Another concern with urea products is caking or agglomeration. Urea products are frequently transported, sold and used in large volumes and are thus transported and stored in bulk form. Because of the tendency for urea to cake or agglomerate, storage and transportation is not feasible without additional processing considerations that significantly add to the costs of production and/or handling. Furthermore, any additional processing must not involve undesirable reactions with the urea or raw materials used to make urea.

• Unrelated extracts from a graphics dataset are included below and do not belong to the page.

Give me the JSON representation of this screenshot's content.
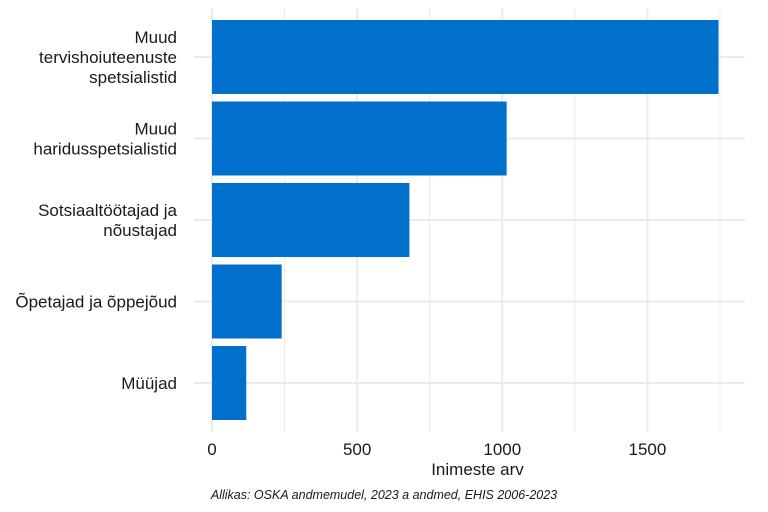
{
  "chart_data": {
    "type": "bar",
    "orientation": "horizontal",
    "categories": [
      [
        "Muud",
        "tervishoiuteenuste",
        "spetsialistid"
      ],
      [
        "Muud",
        "haridusspetsialistid"
      ],
      [
        "Sotsiaaltöötajad ja",
        "nõustajad"
      ],
      [
        "Õpetajad ja õppejõud"
      ],
      [
        "Müüjad"
      ]
    ],
    "values": [
      1745,
      1015,
      680,
      240,
      118
    ],
    "xlabel": "Inimeste arv",
    "ylabel": "",
    "xlim": [
      0,
      1800
    ],
    "xticks": [
      0,
      500,
      1000,
      1500
    ],
    "grid": true,
    "bar_color": "#0070CC",
    "grid_color": "#EBEBEB"
  },
  "caption": "Allikas: OSKA andmemudel, 2023 a andmed, EHIS 2006-2023"
}
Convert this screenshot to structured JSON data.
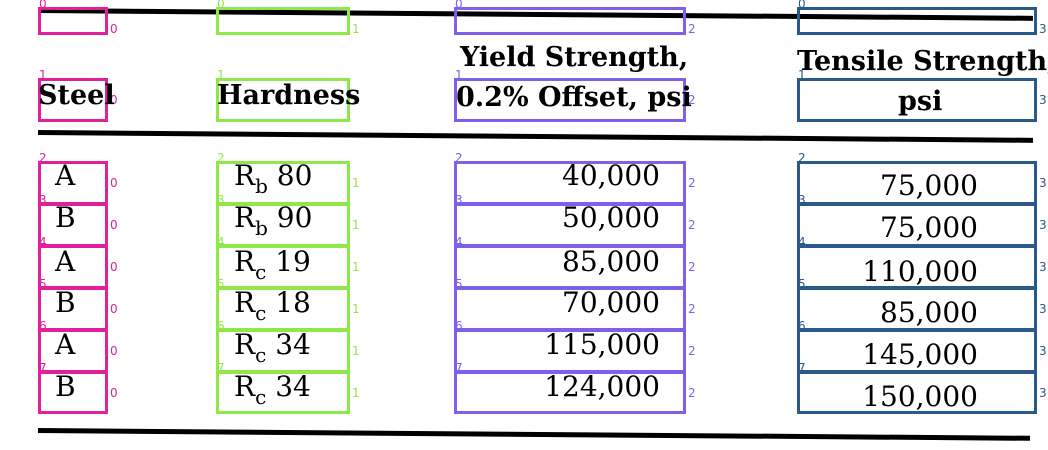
{
  "table": {
    "headers": {
      "steel": "Steel",
      "hardness": "Hardness",
      "yield_line1": "Yield Strength,",
      "yield_line2": "0.2% Offset, psi",
      "tensile_line1": "Tensile Strength,",
      "tensile_line2": "psi"
    },
    "rows": [
      {
        "steel": "A",
        "hardness_scale": "b",
        "hardness_value": "80",
        "yield": "40,000",
        "tensile": "75,000"
      },
      {
        "steel": "B",
        "hardness_scale": "b",
        "hardness_value": "90",
        "yield": "50,000",
        "tensile": "75,000"
      },
      {
        "steel": "A",
        "hardness_scale": "c",
        "hardness_value": "19",
        "yield": "85,000",
        "tensile": "110,000"
      },
      {
        "steel": "B",
        "hardness_scale": "c",
        "hardness_value": "18",
        "yield": "70,000",
        "tensile": "85,000"
      },
      {
        "steel": "A",
        "hardness_scale": "c",
        "hardness_value": "34",
        "yield": "115,000",
        "tensile": "145,000"
      },
      {
        "steel": "B",
        "hardness_scale": "c",
        "hardness_value": "34",
        "yield": "124,000",
        "tensile": "150,000"
      }
    ],
    "hardness_prefix": "R"
  },
  "annotation": {
    "colors": {
      "col0": "#e0209c",
      "col1": "#8fe84a",
      "col2": "#8060e8",
      "col3": "#2a5a8a"
    },
    "column_index_labels": [
      "0",
      "1",
      "2",
      "3"
    ],
    "row_index_labels": [
      "0",
      "1",
      "2",
      "3",
      "4",
      "5",
      "6",
      "7"
    ]
  }
}
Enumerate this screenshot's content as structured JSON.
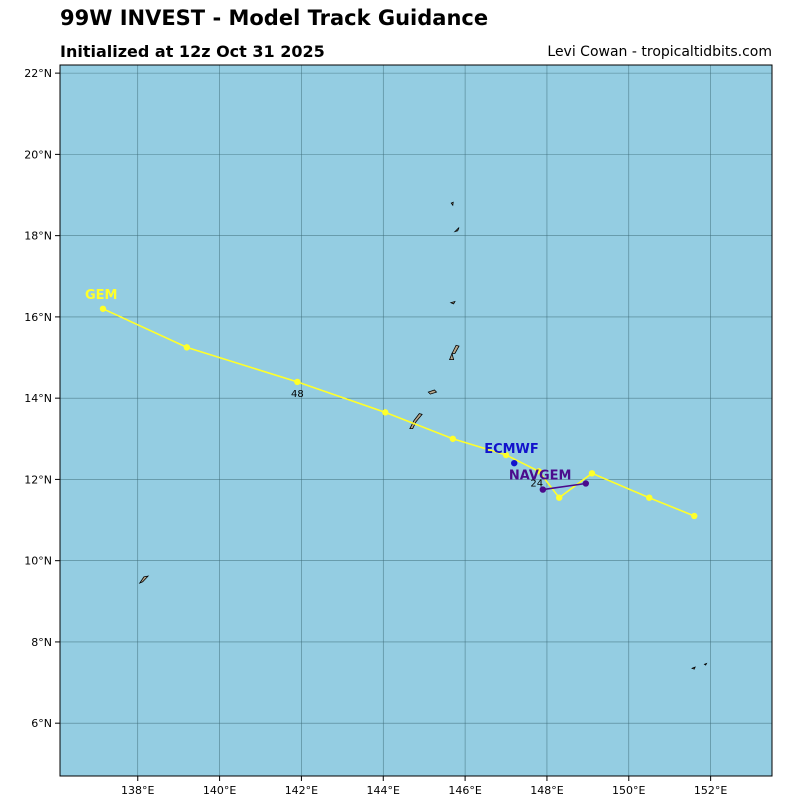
{
  "header": {
    "title": "99W INVEST - Model Track Guidance",
    "subtitle": "Initialized at 12z Oct 31 2025",
    "credit": "Levi Cowan - tropicaltidbits.com"
  },
  "colors": {
    "ocean": "#94cde2",
    "land": "#b9a88c",
    "grid": "#3d6b78",
    "gem": "#ffff2a",
    "ecmwf": "#1212cc",
    "navgem": "#4b0b8c"
  },
  "chart_data": {
    "type": "line",
    "projection": "lat-lon map",
    "grid": true,
    "xlim": [
      136.1,
      153.5
    ],
    "ylim": [
      4.7,
      22.2
    ],
    "x_ticks": [
      138,
      140,
      142,
      144,
      146,
      148,
      150,
      152
    ],
    "y_ticks": [
      6,
      8,
      10,
      12,
      14,
      16,
      18,
      20,
      22
    ],
    "x_tick_labels": [
      "138°E",
      "140°E",
      "142°E",
      "144°E",
      "146°E",
      "148°E",
      "150°E",
      "152°E"
    ],
    "y_tick_labels": [
      "6°N",
      "8°N",
      "10°N",
      "12°N",
      "14°N",
      "16°N",
      "18°N",
      "20°N",
      "22°N"
    ],
    "series": [
      {
        "name": "GEM",
        "color": "#ffff2a",
        "points": [
          [
            151.6,
            11.1
          ],
          [
            150.5,
            11.55
          ],
          [
            149.1,
            12.15
          ],
          [
            148.3,
            11.55
          ],
          [
            147.8,
            12.2
          ],
          [
            147.0,
            12.6
          ],
          [
            145.7,
            13.0
          ],
          [
            144.05,
            13.65
          ],
          [
            141.9,
            14.4
          ],
          [
            139.2,
            15.25
          ],
          [
            137.15,
            16.2
          ]
        ]
      },
      {
        "name": "ECMWF",
        "color": "#1212cc",
        "points": [
          [
            147.2,
            12.4
          ]
        ]
      },
      {
        "name": "NAVGEM",
        "color": "#4b0b8c",
        "points": [
          [
            148.95,
            11.9
          ],
          [
            147.9,
            11.75
          ]
        ]
      }
    ],
    "annotations": [
      {
        "text": "48",
        "lon": 141.9,
        "lat": 14.15
      },
      {
        "text": "24",
        "lon": 147.75,
        "lat": 11.95
      }
    ],
    "islands": [
      [
        [
          144.65,
          13.25
        ],
        [
          144.75,
          13.45
        ],
        [
          144.88,
          13.62
        ],
        [
          144.95,
          13.6
        ],
        [
          144.8,
          13.42
        ],
        [
          144.72,
          13.25
        ]
      ],
      [
        [
          145.1,
          14.15
        ],
        [
          145.25,
          14.2
        ],
        [
          145.3,
          14.15
        ],
        [
          145.15,
          14.1
        ]
      ],
      [
        [
          145.62,
          14.95
        ],
        [
          145.68,
          15.1
        ],
        [
          145.72,
          14.95
        ]
      ],
      [
        [
          145.68,
          15.1
        ],
        [
          145.78,
          15.3
        ],
        [
          145.85,
          15.28
        ],
        [
          145.75,
          15.1
        ]
      ],
      [
        [
          145.65,
          16.35
        ],
        [
          145.75,
          16.38
        ],
        [
          145.72,
          16.32
        ]
      ],
      [
        [
          145.75,
          18.1
        ],
        [
          145.85,
          18.2
        ],
        [
          145.82,
          18.12
        ]
      ],
      [
        [
          145.66,
          18.8
        ],
        [
          145.71,
          18.82
        ],
        [
          145.7,
          18.75
        ]
      ],
      [
        [
          138.05,
          9.45
        ],
        [
          138.15,
          9.6
        ],
        [
          138.25,
          9.62
        ],
        [
          138.12,
          9.48
        ]
      ],
      [
        [
          151.55,
          7.35
        ],
        [
          151.62,
          7.38
        ],
        [
          151.6,
          7.33
        ]
      ],
      [
        [
          151.85,
          7.45
        ],
        [
          151.9,
          7.47
        ],
        [
          151.88,
          7.43
        ]
      ]
    ]
  }
}
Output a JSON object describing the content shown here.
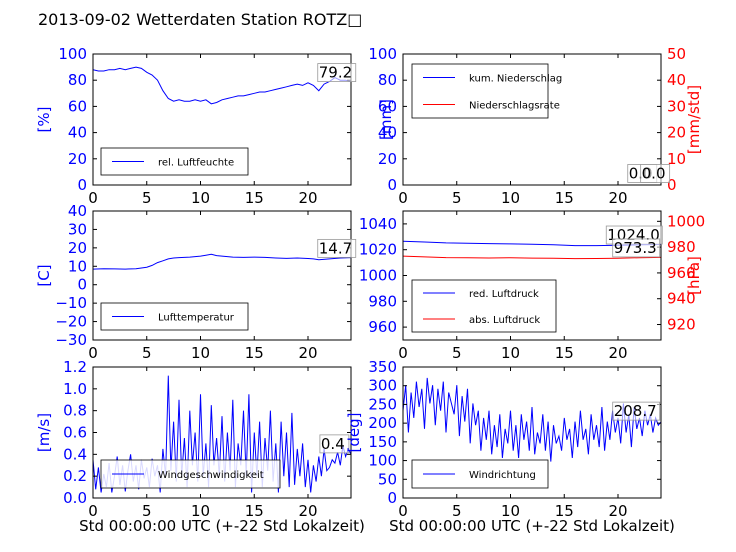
{
  "title": "2013-09-02 Wetterdaten Station ROTZ□",
  "colors": {
    "blue": "#0000ff",
    "red": "#ff0000",
    "black": "#000000"
  },
  "chart_data": [
    {
      "type": "line",
      "id": "humidity",
      "ylabel": "[%]",
      "xlim": [
        0,
        24
      ],
      "ylim": [
        0,
        100
      ],
      "xticks": [
        "0",
        "5",
        "10",
        "15",
        "20"
      ],
      "yticks": [
        "0",
        "20",
        "40",
        "60",
        "80",
        "100"
      ],
      "legend": {
        "position": "lower-left",
        "entries": [
          "rel. Luftfeuchte"
        ]
      },
      "annotations": [
        {
          "text": "79.2",
          "x": 21,
          "y": 82
        }
      ],
      "series": [
        {
          "name": "rel. Luftfeuchte",
          "color": "#0000ff",
          "x": [
            0,
            0.5,
            1,
            1.5,
            2,
            2.5,
            3,
            3.5,
            4,
            4.5,
            5,
            5.5,
            6,
            6.5,
            7,
            7.5,
            8,
            8.5,
            9,
            9.5,
            10,
            10.5,
            11,
            11.5,
            12,
            12.5,
            13,
            13.5,
            14,
            14.5,
            15,
            15.5,
            16,
            16.5,
            17,
            17.5,
            18,
            18.5,
            19,
            19.5,
            20,
            20.5,
            21,
            21.5,
            22,
            22.5,
            23,
            23.5,
            24
          ],
          "y": [
            88,
            87,
            87,
            88,
            88,
            89,
            88,
            89,
            90,
            89,
            86,
            84,
            80,
            72,
            66,
            64,
            65,
            64,
            64,
            65,
            64,
            65,
            62,
            63,
            65,
            66,
            67,
            68,
            68,
            69,
            70,
            71,
            71,
            72,
            73,
            74,
            75,
            76,
            77,
            76,
            78,
            76,
            72,
            77,
            79,
            82,
            80,
            80,
            79
          ]
        }
      ]
    },
    {
      "type": "line",
      "id": "precipitation",
      "ylabel": "[mm]",
      "y2label": "[mm/std]",
      "xlim": [
        0,
        24
      ],
      "ylim": [
        0,
        100
      ],
      "y2lim": [
        0,
        50
      ],
      "xticks": [
        "0",
        "5",
        "10",
        "15",
        "20"
      ],
      "yticks": [
        "0",
        "20",
        "40",
        "60",
        "80",
        "100"
      ],
      "y2ticks": [
        "0",
        "10",
        "20",
        "30",
        "40",
        "50"
      ],
      "legend": {
        "position": "upper-left",
        "entries": [
          "kum. Niederschlag",
          "Niederschlagsrate"
        ]
      },
      "annotations": [
        {
          "text": "0.0",
          "x": 21,
          "y": 5
        },
        {
          "text": "0.0",
          "x": 22.2,
          "y": 5
        }
      ],
      "series": [
        {
          "name": "kum. Niederschlag",
          "color": "#0000ff",
          "x": [
            0,
            24
          ],
          "y": [
            0,
            0
          ]
        },
        {
          "name": "Niederschlagsrate",
          "color": "#ff0000",
          "x": [
            0,
            24
          ],
          "y": [
            0,
            0
          ]
        }
      ]
    },
    {
      "type": "line",
      "id": "temperature",
      "ylabel": "[C]",
      "xlim": [
        0,
        24
      ],
      "ylim": [
        -30,
        40
      ],
      "xticks": [
        "0",
        "5",
        "10",
        "15",
        "20"
      ],
      "yticks": [
        "−30",
        "−20",
        "−10",
        "0",
        "10",
        "20",
        "30",
        "40"
      ],
      "legend": {
        "position": "lower-left",
        "entries": [
          "Lufttemperatur"
        ]
      },
      "annotations": [
        {
          "text": "14.7",
          "x": 21,
          "y": 17
        }
      ],
      "series": [
        {
          "name": "Lufttemperatur",
          "color": "#0000ff",
          "x": [
            0,
            1,
            2,
            3,
            4,
            5,
            5.5,
            6,
            6.5,
            7,
            7.5,
            8,
            9,
            10,
            10.5,
            11,
            11.5,
            12,
            13,
            14,
            15,
            16,
            17,
            18,
            19,
            20,
            20.5,
            21,
            22,
            23,
            24
          ],
          "y": [
            8.5,
            8.7,
            8.6,
            8.5,
            8.7,
            9.5,
            10.5,
            12,
            13,
            14,
            14.5,
            14.7,
            15,
            15.5,
            16,
            16.5,
            15.8,
            15.5,
            15,
            14.8,
            15,
            14.8,
            14.5,
            14.3,
            14.5,
            14.2,
            14,
            13.5,
            14,
            14.5,
            14.7
          ]
        }
      ]
    },
    {
      "type": "line",
      "id": "pressure",
      "y2label": "[hPa]",
      "xlim": [
        0,
        24
      ],
      "ylim": [
        950,
        1050
      ],
      "y2lim": [
        908,
        1008
      ],
      "xticks": [
        "0",
        "5",
        "10",
        "15",
        "20"
      ],
      "yticks": [
        "960",
        "980",
        "1000",
        "1020",
        "1040"
      ],
      "y2ticks": [
        "920",
        "940",
        "960",
        "980",
        "1000"
      ],
      "legend": {
        "position": "lower-left",
        "entries": [
          "red. Luftdruck",
          "abs. Luftdruck"
        ]
      },
      "annotations": [
        {
          "text": "1024.0",
          "x": 19,
          "y": 1027.5
        },
        {
          "text": "973.3",
          "x": 19.6,
          "y": 1017.5
        }
      ],
      "series": [
        {
          "name": "red. Luftdruck",
          "color": "#0000ff",
          "x": [
            0,
            2,
            4,
            6,
            8,
            10,
            12,
            14,
            16,
            18,
            20,
            22,
            24
          ],
          "y": [
            1026.5,
            1026,
            1025.3,
            1025,
            1024.7,
            1024.5,
            1024.3,
            1023.8,
            1023.2,
            1023.2,
            1023.5,
            1023.8,
            1024
          ]
        },
        {
          "name": "abs. Luftdruck",
          "color": "#ff0000",
          "x": [
            0,
            2,
            4,
            6,
            8,
            10,
            12,
            14,
            16,
            18,
            20,
            22,
            24
          ],
          "y": [
            1015,
            1014.4,
            1013.9,
            1013.8,
            1013.6,
            1013.8,
            1013.5,
            1013.3,
            1013.1,
            1013.2,
            1013.3,
            1013.8,
            1014
          ]
        }
      ]
    },
    {
      "type": "line",
      "id": "windspeed",
      "ylabel": "[m/s]",
      "xlabel": "Std 00:00:00 UTC (+-22 Std Lokalzeit)",
      "xlim": [
        0,
        24
      ],
      "ylim": [
        0,
        1.2
      ],
      "xticks": [
        "0",
        "5",
        "10",
        "15",
        "20"
      ],
      "yticks": [
        "0.0",
        "0.2",
        "0.4",
        "0.6",
        "0.8",
        "1.0",
        "1.2"
      ],
      "legend": {
        "position": "lower-left",
        "entries": [
          "Windgeschwindigkeit"
        ]
      },
      "annotations": [
        {
          "text": "0.4",
          "x": 21.2,
          "y": 0.45
        }
      ],
      "series": [
        {
          "name": "Windgeschwindigkeit",
          "color": "#0000ff",
          "x": [
            0,
            0.25,
            0.5,
            0.75,
            1,
            1.25,
            1.5,
            1.75,
            2,
            2.25,
            2.5,
            2.75,
            3,
            3.25,
            3.5,
            3.75,
            4,
            4.25,
            4.5,
            4.75,
            5,
            5.25,
            5.5,
            5.75,
            6,
            6.25,
            6.5,
            6.75,
            7,
            7.25,
            7.5,
            7.75,
            8,
            8.25,
            8.5,
            8.75,
            9,
            9.25,
            9.5,
            9.75,
            10,
            10.25,
            10.5,
            10.75,
            11,
            11.25,
            11.5,
            11.75,
            12,
            12.25,
            12.5,
            12.75,
            13,
            13.25,
            13.5,
            13.75,
            14,
            14.25,
            14.5,
            14.75,
            15,
            15.25,
            15.5,
            15.75,
            16,
            16.25,
            16.5,
            16.75,
            17,
            17.25,
            17.5,
            17.75,
            18,
            18.25,
            18.5,
            18.75,
            19,
            19.25,
            19.5,
            19.75,
            20,
            20.25,
            20.5,
            20.75,
            21,
            21.25,
            21.5,
            21.75,
            22,
            22.25,
            22.5,
            22.75,
            23,
            23.25,
            23.5,
            23.75,
            24
          ],
          "y": [
            0.35,
            0.08,
            0.28,
            0.05,
            0.22,
            0.1,
            0.32,
            0.05,
            0.2,
            0.38,
            0.12,
            0.3,
            0.06,
            0.25,
            0.4,
            0.15,
            0.3,
            0.08,
            0.35,
            0.18,
            0.28,
            0.1,
            0.36,
            0.2,
            0.3,
            0.05,
            0.45,
            0.2,
            1.12,
            0.25,
            0.7,
            0.15,
            0.9,
            0.2,
            0.55,
            0.1,
            0.8,
            0.3,
            0.6,
            0.15,
            0.95,
            0.2,
            0.5,
            0.1,
            0.85,
            0.3,
            0.55,
            0.2,
            0.75,
            0.15,
            0.6,
            0.25,
            0.9,
            0.1,
            0.5,
            0.3,
            0.8,
            0.2,
            0.95,
            0.05,
            0.6,
            0.2,
            0.7,
            0.1,
            0.55,
            0.25,
            0.8,
            0.15,
            0.5,
            0.05,
            0.7,
            0.2,
            0.6,
            0.1,
            0.78,
            0.12,
            0.45,
            0.2,
            0.5,
            0.1,
            0.35,
            0.05,
            0.3,
            0.15,
            0.38,
            0.2,
            0.45,
            0.25,
            0.28,
            0.35,
            0.32,
            0.42,
            0.3,
            0.48,
            0.38,
            0.45,
            0.4
          ]
        }
      ]
    },
    {
      "type": "line",
      "id": "winddirection",
      "ylabel": "[deg]",
      "xlabel": "Std 00:00:00 UTC (+-22 Std Lokalzeit)",
      "xlim": [
        0,
        24
      ],
      "ylim": [
        0,
        360
      ],
      "xticks": [
        "0",
        "5",
        "10",
        "15",
        "20"
      ],
      "yticks": [
        "0",
        "50",
        "100",
        "150",
        "200",
        "250",
        "300",
        "350"
      ],
      "legend": {
        "position": "lower-left",
        "entries": [
          "Windrichtung"
        ]
      },
      "annotations": [
        {
          "text": "208.7",
          "x": 19.6,
          "y": 225
        }
      ],
      "series": [
        {
          "name": "Windrichtung",
          "color": "#0000ff",
          "x": [
            0,
            0.25,
            0.5,
            0.75,
            1,
            1.25,
            1.5,
            1.75,
            2,
            2.25,
            2.5,
            2.75,
            3,
            3.25,
            3.5,
            3.75,
            4,
            4.25,
            4.5,
            4.75,
            5,
            5.25,
            5.5,
            5.75,
            6,
            6.25,
            6.5,
            6.75,
            7,
            7.25,
            7.5,
            7.75,
            8,
            8.25,
            8.5,
            8.75,
            9,
            9.25,
            9.5,
            9.75,
            10,
            10.25,
            10.5,
            10.75,
            11,
            11.25,
            11.5,
            11.75,
            12,
            12.25,
            12.5,
            12.75,
            13,
            13.25,
            13.5,
            13.75,
            14,
            14.25,
            14.5,
            14.75,
            15,
            15.25,
            15.5,
            15.75,
            16,
            16.25,
            16.5,
            16.75,
            17,
            17.25,
            17.5,
            17.75,
            18,
            18.25,
            18.5,
            18.75,
            19,
            19.25,
            19.5,
            19.75,
            20,
            20.25,
            20.5,
            20.75,
            21,
            21.25,
            21.5,
            21.75,
            22,
            22.25,
            22.5,
            22.75,
            23,
            23.25,
            23.5,
            23.75,
            24
          ],
          "y": [
            240,
            310,
            180,
            290,
            220,
            320,
            250,
            300,
            190,
            330,
            260,
            310,
            200,
            300,
            240,
            320,
            180,
            290,
            260,
            230,
            310,
            170,
            280,
            210,
            300,
            150,
            260,
            200,
            240,
            130,
            220,
            160,
            240,
            120,
            200,
            140,
            230,
            110,
            190,
            150,
            240,
            130,
            200,
            110,
            230,
            160,
            210,
            130,
            250,
            120,
            180,
            150,
            230,
            130,
            210,
            100,
            200,
            150,
            170,
            130,
            220,
            160,
            190,
            110,
            210,
            140,
            240,
            160,
            190,
            120,
            230,
            160,
            200,
            140,
            250,
            130,
            210,
            160,
            240,
            180,
            220,
            150,
            260,
            180,
            230,
            140,
            250,
            190,
            220,
            170,
            240,
            200,
            230,
            180,
            220,
            200,
            209
          ]
        }
      ]
    }
  ]
}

Attempts have been made to address these concerns. For example, it is known to incorporate formaldehyde and/or lignosulfonates into either the urea synthesis stream or the anhydrous molten urea melt stream. However, the use of formaldehyde is disfavored because it presents serious health and safety considerations. And the use of lignosulfonates can discolor the urea product to an unaesthetic brownish hue, with the result that the product is not well accepted in the marketplace.
The addition of a gelling type channelized 2:1 clay such as attapulgite or sepiolite to the urea melt stream or the urea synthesis stream is also known. Urea made with attapulgite or sepiolite has certain undesirable characteristics including color and increased agglomeration. Environmentally friendly urea products having increased hardness and increased resistance to agglomeration are desired.